Bug: LLAMAFILE = 0 in `llama_print_system_info` even though compiled with `-DGGML_LLAMAFILE=ON` and can see set during compilation #8656

Closed tc-wolf closed 1 month ago

tc-wolf commented 1 month ago

What happened?

In llama_print_system_info in llama.cpp, the output is LLAMAFILE = 0, even though can see that it's enabled (from the output Using llamafile when building).

$ cmake -B build -DGGML_LLAMAFILE=ON
-- Accelerate framework found
-- Metal framework found
-- Could NOT find OpenMP_C (missing: OpenMP_C_FLAGS OpenMP_C_LIB_NAMES)
-- Could NOT find OpenMP_CXX (missing: OpenMP_CXX_FLAGS OpenMP_CXX_LIB_NAMES)
-- Could NOT find OpenMP (missing: OpenMP_C_FOUND OpenMP_CXX_FOUND)
CMake Warning at ggml/src/CMakeLists.txt:151 (message):
  OpenMP not found

-- BLAS found, Libraries: /Applications/Xcode.app/Contents/Developer/Platforms/MacOSX.platform/Developer/SDKs/MacOSX14.5.sdk/System/Library/Frameworks/Accelerate.framework
-- BLAS found, Includes:
-- Using llamafile
-- Warning: ccache not found - consider installing it for faster compilation or disable this warning with GGML_CCACHE=OFF
-- CMAKE_SYSTEM_PROCESSOR: arm64
-- ARM detected
-- Configuring done (0.7s)
-- Generating done (1.6s)
-- Build files have been written to: <path redacted>/llama.cpp/build

$ cmake --build build --config Release -j 12 --target llama-server llama-cli
$ ./build/bin/llama-server
INFO [                    main] build info | tid="0x1f3be4c00" timestamp=1721763495 build=3448 commit="b841d074"
INFO [                    main] system info | tid="0x1f3be4c00" timestamp=1721763495 n_threads=8 n_threads_batch=-1 total_threads=12 system_info="AVX = 0 | AVX_VNNI = 0 | AVX2 = 0 | AVX512 = 0 | AVX512_VBMI = 0 | AVX512_VNNI = 0 | AVX512_BF16 = 0 | FMA = 0 | NEON = 1 | SVE = 0 | ARM_FMA = 1 | F16C = 0 | FP16_VA = 1 | WASM_SIMD = 0 | BLAS = 1 | SSE3 = 0 | SSSE3 = 0 | VSX = 0 | MATMUL_INT8 = 0 | LLAMAFILE = 0 | "

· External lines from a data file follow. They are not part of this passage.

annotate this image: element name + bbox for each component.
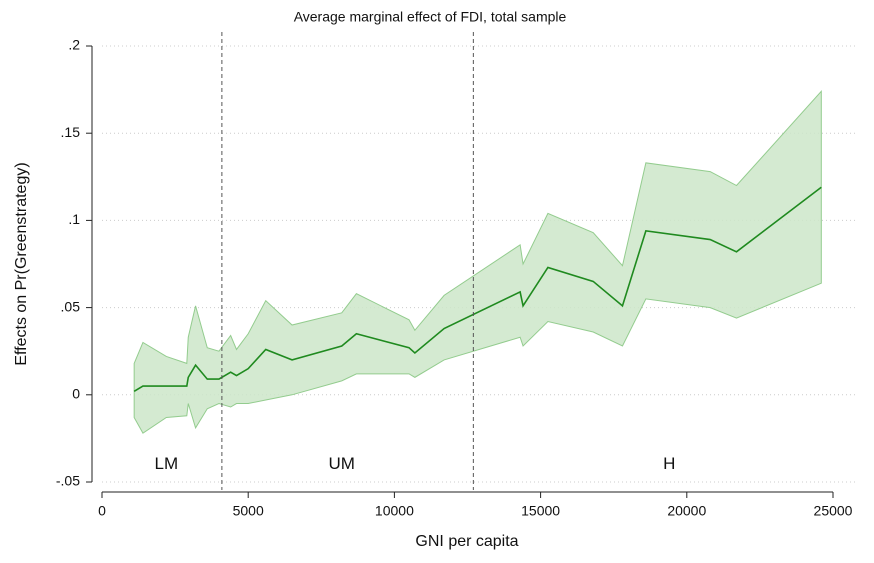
effect-line [133, 186, 822, 392]
y-axis-label: Effects on Pr(Greenstrategy) [13, 162, 30, 365]
y-tick-label: .15 [61, 124, 81, 140]
x-tick-label: 15000 [521, 503, 560, 519]
region-label: LM [155, 454, 179, 473]
x-tick-label: 5000 [233, 503, 264, 519]
x-tick-label: 25000 [814, 503, 853, 519]
region-label: H [663, 454, 675, 473]
x-tick-label: 10000 [375, 503, 414, 519]
confidence-band [133, 90, 822, 434]
y-tick-label: .05 [61, 298, 81, 314]
x-axis-label: GNI per capita [415, 533, 518, 550]
y-tick-label: 0 [72, 386, 80, 402]
y-tick-label: .1 [68, 211, 80, 227]
x-tick-label: 0 [98, 503, 106, 519]
x-tick-label: 20000 [667, 503, 706, 519]
region-label: UM [329, 454, 355, 473]
y-tick-label: .2 [68, 37, 80, 53]
y-tick-label: -.05 [56, 473, 80, 489]
chart-title: Average marginal effect of FDI, total sa… [294, 9, 567, 25]
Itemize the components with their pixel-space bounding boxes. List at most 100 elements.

When building with -DGGML_LLAMAFILE=ON (the default), the C #define for GGML_USE_LLAMAFILE is set in ggml/src/CMakeLists.txt, but llama.cpp (which contains the llama_print_system_info never defines that to be true.

Could perhaps fix by duplicating the logic add_compile_definitions(GGML_USE_LLAMAFILE) in ggml/src/CMakeLists.txt to CMakeLists.txt? I'm not sure what best practices are for cmake.

Low priority since this is still set / used by ggml code but definitely surprising/incorrect in the debug info.

Name and Version

./build/bin/llama-cli --version
version: 3448 (b841d074)
built with Apple clang version 15.0.0 (clang-1500.3.9.4) for arm64-apple-darwin23.5.0

What operating system are you seeing the problem on?

Tested on aarch64 linux + Mac.

tc-wolf commented 1 month ago

A workaround is to compile with make instead of using cmake, but downstream projects like llama-cpp-python have that as part of the build system.